I thank the members for their patience. We want to emphasise the interdependency between all links in the supply chain in the forestry industry. We appeal to the committee to do everything in its power to ensure the continuity of the 15,000 hectares per annum programme, which we believe is critical. It is a common theme across all the companies represented here.
It is worth emphasising that the private sector is significantly exceeding the species diversification and native broadleaf targets. We would encourage the Department to revisit the issue of co-funding under the next rural development plan, which would be a way of securing some EU funds for the afforestation programme. That would be on the back of the targets for the species diversification and for the number of native broadleaf trees. An application for co-funding is one to which attention would be paid.

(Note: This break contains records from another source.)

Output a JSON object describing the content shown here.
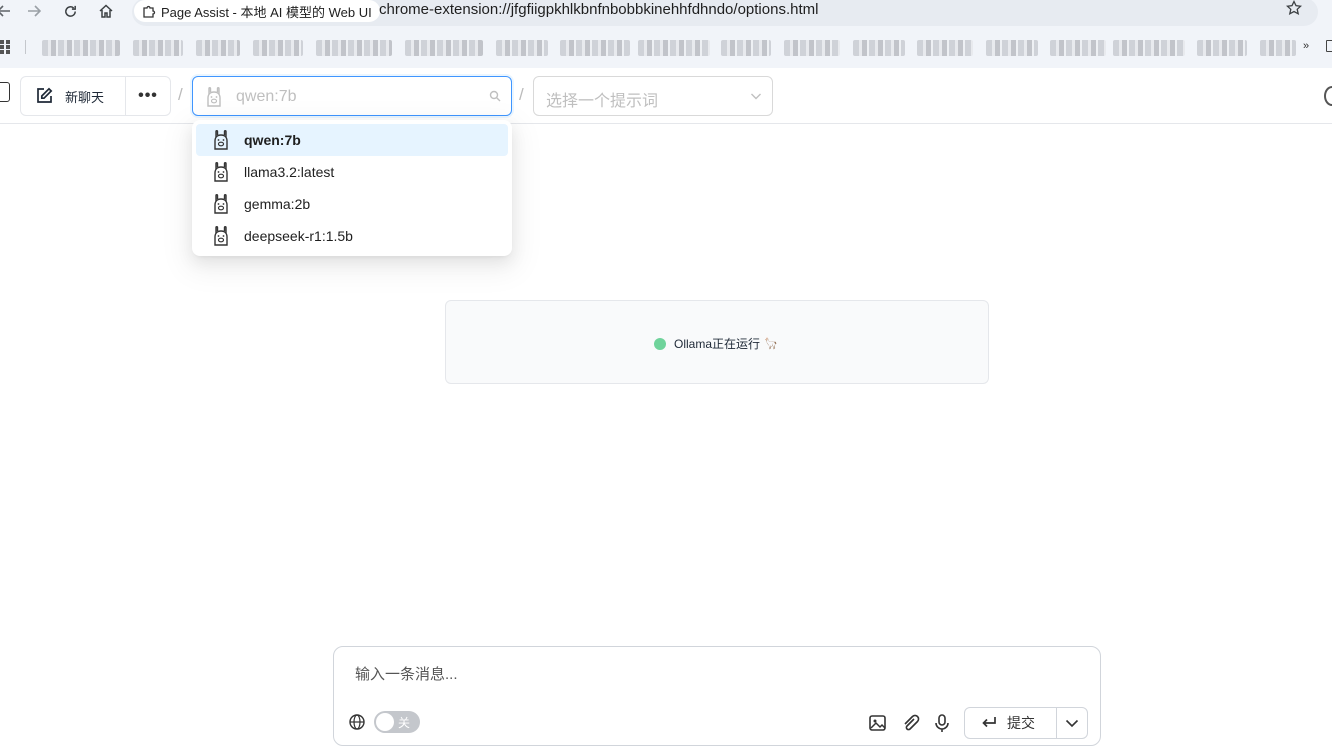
{
  "browser": {
    "tab_title": "Page Assist - 本地 AI 模型的 Web UI",
    "url": "chrome-extension://jfgfiigpkhlkbnfnbobbkinehhfdhndo/options.html",
    "back_icon": "back-arrow-icon",
    "forward_icon": "forward-arrow-icon",
    "reload_icon": "reload-icon",
    "home_icon": "home-icon",
    "bookmark_star_icon": "star-icon",
    "bookmarks_overflow_label": "»"
  },
  "header": {
    "new_chat_label": "新聊天",
    "more_label": "•••",
    "separator": "/",
    "model_search": {
      "placeholder": "qwen:7b"
    },
    "prompt_select": {
      "placeholder": "选择一个提示词"
    }
  },
  "model_dropdown": {
    "items": [
      {
        "label": "qwen:7b",
        "active": true
      },
      {
        "label": "llama3.2:latest",
        "active": false
      },
      {
        "label": "gemma:2b",
        "active": false
      },
      {
        "label": "deepseek-r1:1.5b",
        "active": false
      }
    ]
  },
  "status": {
    "text": "Ollama正在运行",
    "emoji": "🦙",
    "dot_color": "#6fd39b"
  },
  "composer": {
    "placeholder": "输入一条消息...",
    "toggle_label": "关",
    "submit_label": "提交"
  },
  "colors": {
    "accent": "#4096ff",
    "active_item_bg": "#e6f4ff"
  }
}
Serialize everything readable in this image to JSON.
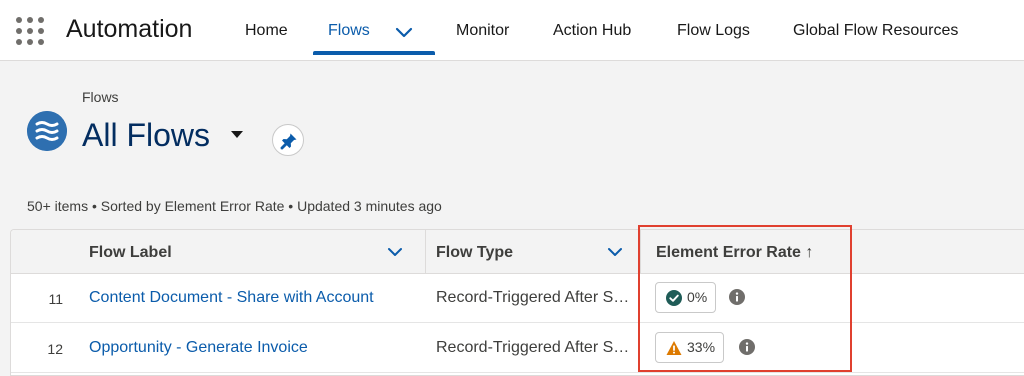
{
  "app": {
    "name": "Automation"
  },
  "nav": {
    "items": [
      {
        "label": "Home"
      },
      {
        "label": "Flows",
        "active": true
      },
      {
        "label": "Monitor"
      },
      {
        "label": "Action Hub"
      },
      {
        "label": "Flow Logs"
      },
      {
        "label": "Global Flow Resources"
      }
    ]
  },
  "header": {
    "object_label": "Flows",
    "list_title": "All Flows",
    "icon": "flow-icon",
    "pin_icon": "pin-icon"
  },
  "meta": "50+ items • Sorted by Element Error Rate • Updated 3 minutes ago",
  "table": {
    "columns": [
      {
        "label": "Flow Label"
      },
      {
        "label": "Flow Type"
      },
      {
        "label": "Element Error Rate ↑"
      }
    ],
    "rows": [
      {
        "number": "11",
        "label": "Content Document - Share with Account",
        "type": "Record-Triggered After Save",
        "error_rate": "0%",
        "status_icon": "success-check-icon",
        "status_color": "#2e844a"
      },
      {
        "number": "12",
        "label": "Opportunity - Generate Invoice",
        "type": "Record-Triggered After Save",
        "error_rate": "33%",
        "status_icon": "warning-icon",
        "status_color": "#dd7a01"
      }
    ]
  },
  "colors": {
    "brand_blue": "#0b5cab",
    "title_navy": "#032d60",
    "highlight_red": "#e0402f"
  }
}
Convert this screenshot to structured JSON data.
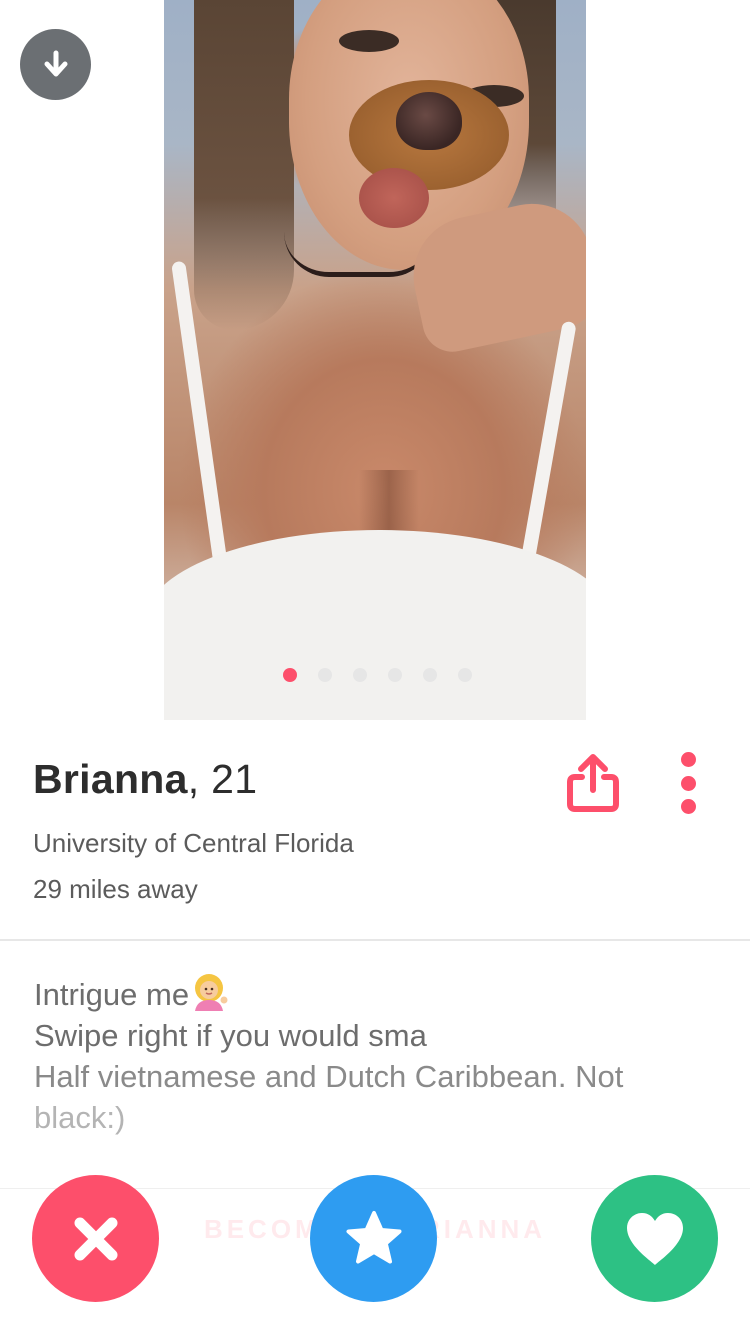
{
  "profile": {
    "name": "Brianna",
    "age": "21",
    "school": "University of Central Florida",
    "distance": "29 miles away",
    "photo_count": 6,
    "active_photo_index": 0
  },
  "bio": {
    "line1": "Intrigue me",
    "line2": "Swipe right if you would sma",
    "line3": "Half vietnamese and Dutch Caribbean. Not",
    "line4": "black:)"
  },
  "faded_section_label": "BECOME ... BRIANNA",
  "icons": {
    "collapse": "arrow-down-icon",
    "share": "share-icon",
    "more": "more-vertical-icon",
    "nope": "x-icon",
    "super_like": "star-icon",
    "like": "heart-icon",
    "bio_emoji": "woman-tipping-hand-emoji"
  },
  "colors": {
    "accent": "#fd4f6b",
    "nope": "#fd4f6b",
    "super_like": "#2e9cf1",
    "like": "#2dc184",
    "collapse_bg": "#6b6f73"
  }
}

It is clear that the private sector has a proven capacity to deliver a 15,000 hectares per annum planting programme but it must also be innovative enough to find markets for that material as it comes on stream, whether through the sawmilling sector or wood energy companies like ourselves. I re-emphasise the over-capacity in the sawmilling sector, which is a key issue. Unfortunately, the volume in this sector is not coming to market quick enough to deal with that over-capacity issue. This is something that needs to be addressed.
The contribution of the carbon benefit from forests has been discussed at this and previous meetings. It is clear from our point of view that this benefit needs to be realised, valued and clearly credited back to the afforestation programme. Various models are being discussed by other people. John O'Reilly from Green Belt and I had a meeting with the Department of Finance. We thought it took place two years ago but, on checking, it was four years ago when we meet with some of the Minister's advisers to discuss monetising the carbon benefit from forests and we managed to trade some carbon credits from forests through voluntary transactions. We did that four years ago so there is nothing new in the concept. The State needs to consider if it is a zero sum game as to whether the carbon offsets - the €2.8 million - are accounted for, as currently happens, and the money saved in not buying credits is used to continue to fund the afforestation programme through the existing schemes. We suggest that whatever would be the most cost effective way of dealing with that issue should be pursued.
We would like the world energy sector to be developed but not through grant aid or any artificial supports around funding capital equipment; we just want market access and then we would happy to stand toe to toe and compete. The competitiveness that we have developed and our ability to go to the UK and box way above our weight against fairly large competitors in the UK has come about by us being lean and mean and competing in this sector here. We are increasingly exposed to global markets, as is the sawmilling sector, and John O'Reilly mentioned his company is active in Panama and Scotland and is seeking to be active in other jurisdictions.
Coillte's dominant position in the forest sector needs to be addressed, but that is probably a discussion for another forum. I thank the members for their patience and we are quite happy to deal with any questions or comments they may have.